This work addresses the limitations of conventional MLP-based implicit neural representations—namely slow convergence, susceptibility to overfitting noise, and poor extrapolation—by proposing a signal modeling approach grounded in generalized Fourier series. The method parameterizes spectral coefficients via low-rank tensor decomposition and constructs the representation through weighted combinations of orthogonal, separable basis functions. By integrating the smooth periodicity of Fourier bases with the inductive bias of low-rank spectral structures, it achieves universal approximation capability while maintaining linear inference complexity. Experiments demonstrate that the proposed approach outperforms state-of-the-art MLP methods in image and volumetric data representation, achieving 2–5× faster training, and exhibits superior generalization and accelerated convergence in inverse problems such as denoising and super-resolution.

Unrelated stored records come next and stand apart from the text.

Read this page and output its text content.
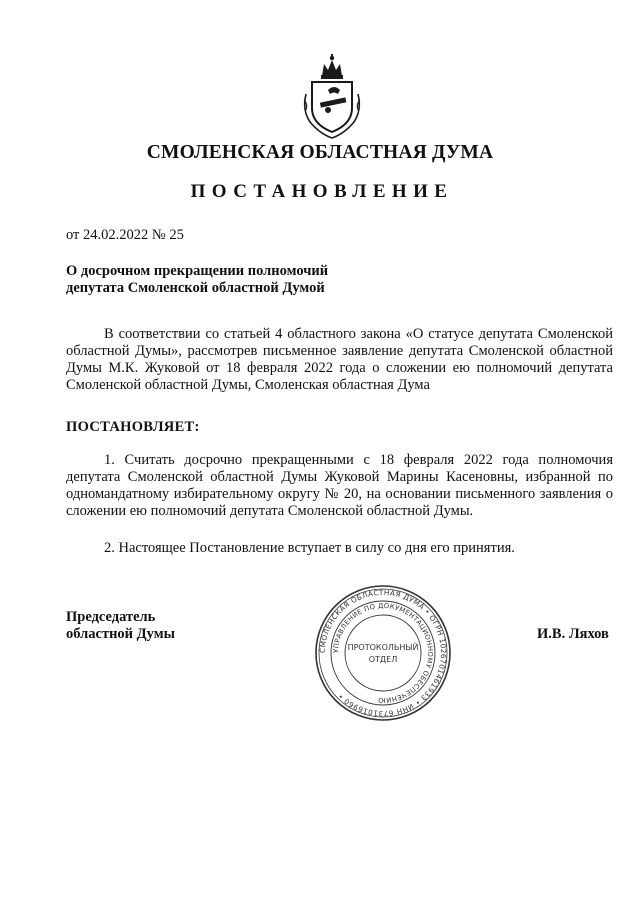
СМОЛЕНСКАЯ ОБЛАСТНАЯ ДУМА
ПОСТАНОВЛЕНИЕ
от 24.02.2022 № 25
О досрочном прекращении полномочий
депутата Смоленской областной Думой
В соответствии со статьей 4 областного закона «О статусе депутата Смоленской областной Думы», рассмотрев письменное заявление депутата Смоленской областной Думы М.К. Жуковой от 18 февраля 2022 года о сложении ею полномочий депутата Смоленской областной Думы, Смоленская областная Дума
ПОСТАНОВЛЯЕТ:
1. Считать досрочно прекращенными с 18 февраля 2022 года полномочия депутата Смоленской областной Думы Жуковой Марины Касеновны, избранной по одномандатному избирательному округу № 20, на основании письменного заявления о сложении ею полномочий депутата Смоленской областной Думы.
2. Настоящее Постановление вступает в силу со дня его принятия.
Председатель
областной Думы
СМОЛЕНСКАЯ ОБЛАСТНАЯ ДУМА • ОГРН 1026701461933 • ИНН 6731016960 •
УПРАВЛЕНИЕ ПО ДОКУМЕНТАЦИОННОМУ ОБЕСПЕЧЕНИЮ
ПРОТОКОЛЬНЫЙ
ОТДЕЛ
И.В. Ляхов
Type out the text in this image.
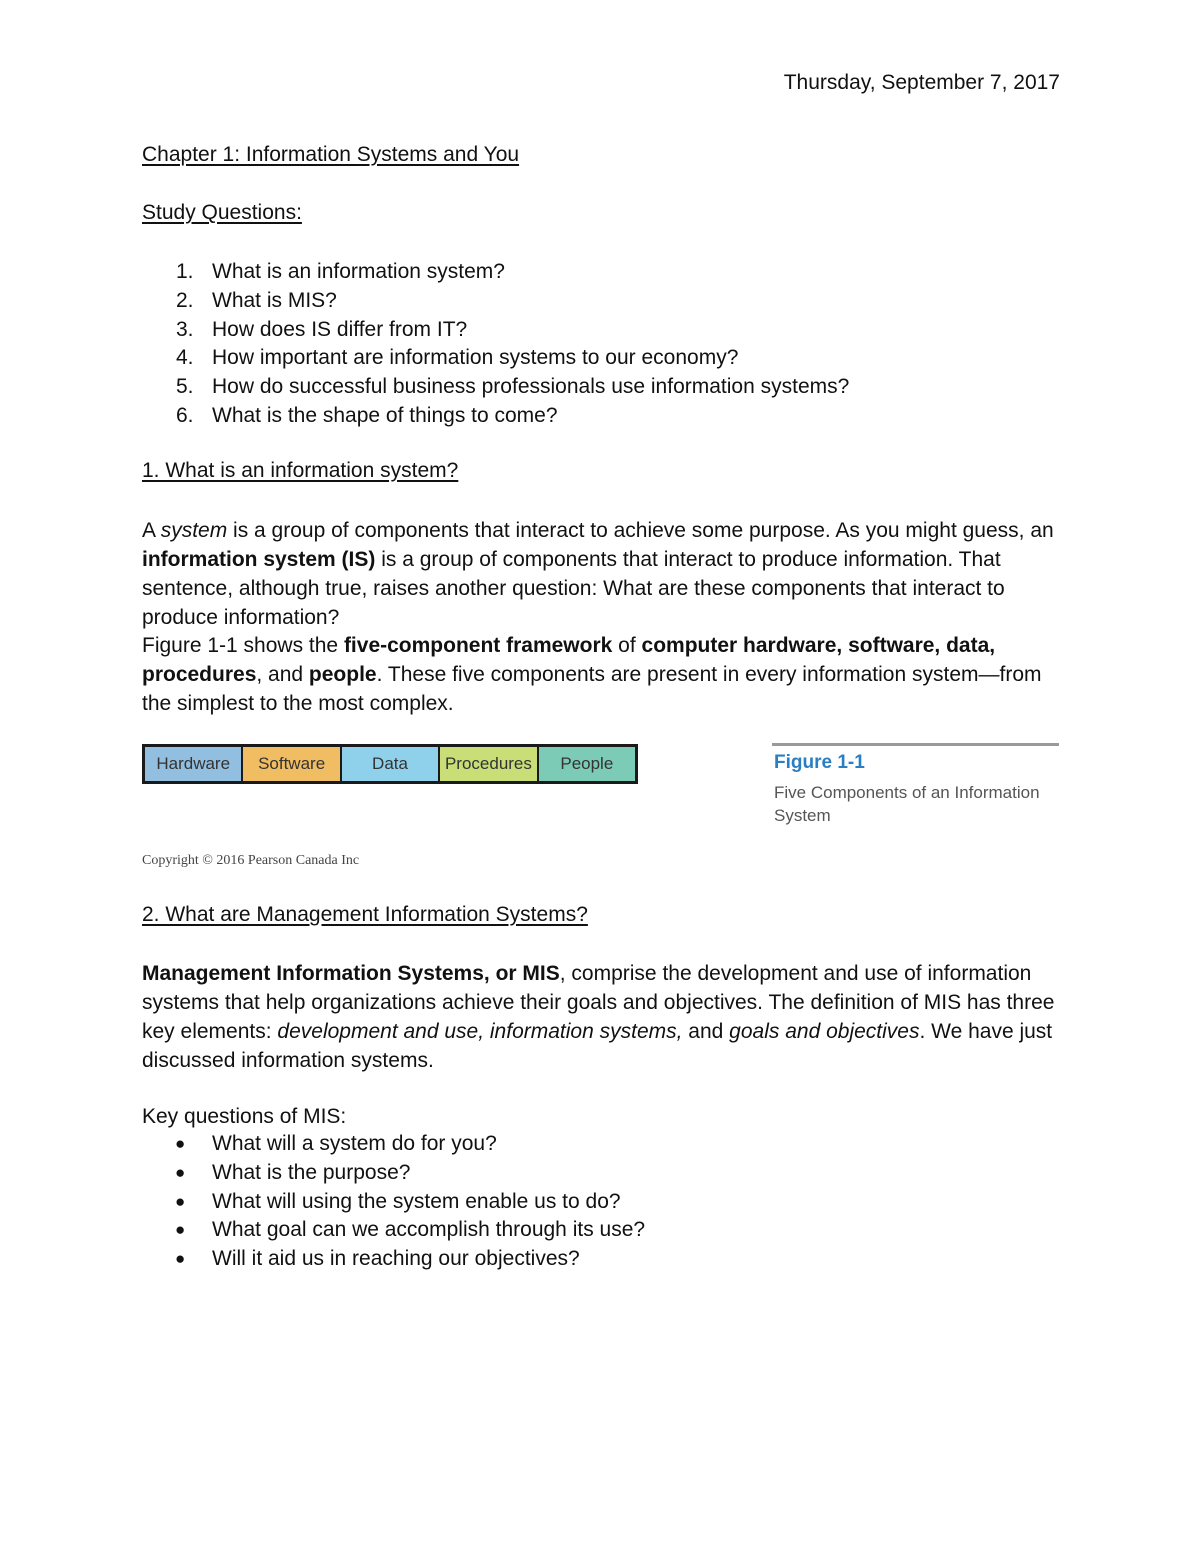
Thursday, September 7, 2017
Chapter 1: Information Systems and You
Study Questions:
1. What is an information system?
2. What is MIS?
3. How does IS differ from IT?
4. How important are information systems to our economy?
5. How do successful business professionals use information systems?
6. What is the shape of things to come?
1. What is an information system?
A system is a group of components that interact to achieve some purpose. As you might guess, an information system (IS) is a group of components that interact to produce information. That sentence, although true, raises another question: What are these components that interact to produce information?
Figure 1-1 shows the five-component framework of computer hardware, software, data, procedures, and people. These five components are present in every information system—from the simplest to the most complex.
Hardware	Software	Data	Procedures	People	Figure 1-1
Five Components of an Information System
Copyright © 2016 Pearson Canada Inc
2. What are Management Information Systems?
Management Information Systems, or MIS, comprise the development and use of information systems that help organizations achieve their goals and objectives. The definition of MIS has three key elements: development and use, information systems, and goals and objectives. We have just discussed information systems.
Key questions of MIS:
●	What will a system do for you?
●	What is the purpose?
●	What will using the system enable us to do?
●	What goal can we accomplish through its use?
●	Will it aid us in reaching our objectives?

Implicit neural representations (INRs) have emerged as powerful tools for encoding signals, yet dominant MLP-based designs often suffer from slow convergence, overfitting to noise, and poor extrapolation. We introduce FUTON (Fourier Tensor Network), which models signals as generalized Fourier series whose coefficients are parameterized by a low-rank tensor decomposition. FUTON implicitly expresses signals as weighted combinations of orthonormal, separable basis functions, combining complementary inductive biases: Fourier bases capture smoothness and periodicity, while the low-rank parameterization enforces low-dimensional spectral structure. We provide theoretical guarantees through a universal approximation theorem and derive an inference algorithm with complexity linear in the spectral resolution and the input dimension. On image and volume representation, FUTON consistently outperforms state-of-the-art MLP-based INRs while training 2--5$\times$ faster. On inverse problems such as image denoising and super-resolution, FUTON generalizes better and converges faster.